Neither of us believes that any racial or ethnic group should be subjected to quotas. Nor do we believe that test scores alone entitle anyone to admission at Harvard. Students are more than their test scores and grades. Well-constructed and properly implemented admissions programs further our principles of equal opportunity. While we understand that some programs may be imperfect, or even need substantial reform, we do not support any attempt to eliminate affirmative action programs at Harvard or any institution of higher learning.

The authors of the administrative complaint are the clear minority for our community. Reflecting this fact, more than 135 national AAPI civil rights organizations and hundreds of concerned individuals signed an open letter earlier this year supporting race-conscious affirmative action policies and opposing the 60+ groups’ administrative complaint. Their ongoing efforts to protect affirmative action can be found at AsianAmericanCivilRights.org.

The complaint’s authors are not, however, dissuaded. Speaking to media yesterday, Yukong Zhao hinted that the groups may refile their complaints targeting other schools.
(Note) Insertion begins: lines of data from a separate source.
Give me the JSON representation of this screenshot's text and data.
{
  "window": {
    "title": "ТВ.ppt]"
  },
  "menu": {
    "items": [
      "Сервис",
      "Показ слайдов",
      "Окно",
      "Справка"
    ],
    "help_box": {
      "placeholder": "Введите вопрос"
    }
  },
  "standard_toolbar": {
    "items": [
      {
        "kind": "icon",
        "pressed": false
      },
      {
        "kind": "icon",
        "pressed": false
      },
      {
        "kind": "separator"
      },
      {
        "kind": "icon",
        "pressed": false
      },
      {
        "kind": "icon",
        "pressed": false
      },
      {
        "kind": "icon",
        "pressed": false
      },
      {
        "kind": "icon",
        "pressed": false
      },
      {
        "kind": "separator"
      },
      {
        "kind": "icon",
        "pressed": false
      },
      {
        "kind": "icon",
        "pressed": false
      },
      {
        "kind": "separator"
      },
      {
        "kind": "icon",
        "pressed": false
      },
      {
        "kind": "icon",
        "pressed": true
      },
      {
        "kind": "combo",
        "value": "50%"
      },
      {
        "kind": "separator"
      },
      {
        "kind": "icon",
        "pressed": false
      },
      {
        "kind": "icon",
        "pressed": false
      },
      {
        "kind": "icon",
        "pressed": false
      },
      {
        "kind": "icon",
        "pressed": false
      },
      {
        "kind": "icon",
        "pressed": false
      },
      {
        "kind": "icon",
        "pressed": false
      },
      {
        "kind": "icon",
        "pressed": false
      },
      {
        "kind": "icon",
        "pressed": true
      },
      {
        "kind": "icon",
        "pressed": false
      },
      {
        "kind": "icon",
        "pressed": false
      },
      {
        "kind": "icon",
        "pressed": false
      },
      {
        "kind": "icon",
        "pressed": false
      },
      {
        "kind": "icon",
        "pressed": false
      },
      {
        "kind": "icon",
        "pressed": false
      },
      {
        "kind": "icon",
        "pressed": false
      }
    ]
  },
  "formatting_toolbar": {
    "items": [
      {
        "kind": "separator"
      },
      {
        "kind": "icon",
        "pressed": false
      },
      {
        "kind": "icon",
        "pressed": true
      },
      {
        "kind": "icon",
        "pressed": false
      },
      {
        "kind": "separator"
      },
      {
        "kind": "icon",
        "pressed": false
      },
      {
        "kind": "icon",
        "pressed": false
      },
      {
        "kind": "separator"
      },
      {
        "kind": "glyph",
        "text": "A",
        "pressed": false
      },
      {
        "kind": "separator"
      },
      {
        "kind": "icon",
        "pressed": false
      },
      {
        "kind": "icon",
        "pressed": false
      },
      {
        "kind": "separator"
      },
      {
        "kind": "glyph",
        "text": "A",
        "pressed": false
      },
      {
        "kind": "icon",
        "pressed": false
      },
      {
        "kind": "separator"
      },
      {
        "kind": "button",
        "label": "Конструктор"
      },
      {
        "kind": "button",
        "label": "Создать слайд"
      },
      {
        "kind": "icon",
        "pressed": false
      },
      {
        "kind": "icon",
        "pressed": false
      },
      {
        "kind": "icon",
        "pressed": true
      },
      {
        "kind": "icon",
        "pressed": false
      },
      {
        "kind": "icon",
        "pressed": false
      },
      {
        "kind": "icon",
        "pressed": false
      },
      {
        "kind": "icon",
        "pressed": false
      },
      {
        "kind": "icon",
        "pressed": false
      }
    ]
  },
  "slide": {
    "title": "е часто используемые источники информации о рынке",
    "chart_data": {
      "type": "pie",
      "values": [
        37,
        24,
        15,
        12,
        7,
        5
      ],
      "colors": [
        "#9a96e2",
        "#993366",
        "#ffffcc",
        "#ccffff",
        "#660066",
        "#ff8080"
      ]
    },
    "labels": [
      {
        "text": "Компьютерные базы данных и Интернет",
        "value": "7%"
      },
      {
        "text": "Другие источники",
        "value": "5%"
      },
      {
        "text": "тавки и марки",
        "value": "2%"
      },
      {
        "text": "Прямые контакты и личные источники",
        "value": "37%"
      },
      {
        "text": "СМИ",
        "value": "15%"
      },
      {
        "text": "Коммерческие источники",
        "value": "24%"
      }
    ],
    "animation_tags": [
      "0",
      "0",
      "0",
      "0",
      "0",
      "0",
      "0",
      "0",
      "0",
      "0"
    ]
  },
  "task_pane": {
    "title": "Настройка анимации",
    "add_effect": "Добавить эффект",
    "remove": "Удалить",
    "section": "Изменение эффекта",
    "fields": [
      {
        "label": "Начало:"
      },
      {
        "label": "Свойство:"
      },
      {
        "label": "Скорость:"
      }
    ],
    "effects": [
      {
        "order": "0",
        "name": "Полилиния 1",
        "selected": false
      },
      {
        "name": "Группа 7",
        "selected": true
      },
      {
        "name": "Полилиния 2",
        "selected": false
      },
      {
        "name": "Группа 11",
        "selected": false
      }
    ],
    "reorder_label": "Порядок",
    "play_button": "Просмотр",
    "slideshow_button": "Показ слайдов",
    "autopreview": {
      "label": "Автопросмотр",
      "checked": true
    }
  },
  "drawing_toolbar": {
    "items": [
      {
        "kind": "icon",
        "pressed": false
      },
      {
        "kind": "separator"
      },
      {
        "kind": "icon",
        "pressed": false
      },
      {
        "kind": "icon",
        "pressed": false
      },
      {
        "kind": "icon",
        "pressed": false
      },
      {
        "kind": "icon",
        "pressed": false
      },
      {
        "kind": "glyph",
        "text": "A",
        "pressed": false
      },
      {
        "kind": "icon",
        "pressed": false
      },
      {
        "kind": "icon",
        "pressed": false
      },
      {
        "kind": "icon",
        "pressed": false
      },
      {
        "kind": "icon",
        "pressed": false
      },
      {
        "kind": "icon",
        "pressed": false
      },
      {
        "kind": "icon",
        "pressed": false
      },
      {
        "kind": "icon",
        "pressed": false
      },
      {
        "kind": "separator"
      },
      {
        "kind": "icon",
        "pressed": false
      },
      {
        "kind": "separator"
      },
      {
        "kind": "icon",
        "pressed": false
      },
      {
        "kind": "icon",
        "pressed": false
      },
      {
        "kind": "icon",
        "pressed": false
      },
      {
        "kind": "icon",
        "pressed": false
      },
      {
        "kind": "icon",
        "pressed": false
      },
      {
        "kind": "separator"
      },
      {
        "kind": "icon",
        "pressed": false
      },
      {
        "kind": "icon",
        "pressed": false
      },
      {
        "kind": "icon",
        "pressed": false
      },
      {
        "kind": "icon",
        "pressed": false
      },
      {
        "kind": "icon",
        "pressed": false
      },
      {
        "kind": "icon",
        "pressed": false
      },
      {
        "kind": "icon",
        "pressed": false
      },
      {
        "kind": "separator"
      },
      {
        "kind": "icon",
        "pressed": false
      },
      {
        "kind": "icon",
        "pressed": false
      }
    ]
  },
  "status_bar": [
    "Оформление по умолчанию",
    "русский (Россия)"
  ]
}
Saying he was “very disappointed”, Zhao said, “there are lots of other Ivy League schools discriminating against Asians.”

Speaking to NBC News, Zhao said:

“We are going to continue to pursue our equal education rights,” Zhao told NBC News. “We have a lot of other options, and we are not going to be slowed by this.”

Well, alrighty then. Looks like Zhao and his anti-affirmative action buddies now plan to harass other elite universities with the same angry accusations.

Meanwhile, Edward Blum’s lawsuits — which use the Asian American community as racial mascots to advance a conservative anti-affirmative action agenda — hit a roadblock Monday when Harvard University and University of North Carolina asked the courts to put the cases against them on hold pending the Supreme Court’s announcement it would rehear the Fisher v. University of Texas at Austin case. In 2013, the Supreme Court sent the Fisher case — in which plaintiff Abigail Fisher alleged racial discrimination against herself and other White applicants at the University of Texas — back to the Court of Appeals to apply strict scrutiny to the case; when the case was returned to them, the Fifth Circuit again ruled in favour of University of Texas saying that the school’s race-conscious affirmative action policies were fair.

I really have to start wondering: what would it take for opponents of affirmative action to finally start reading the writing on the wall?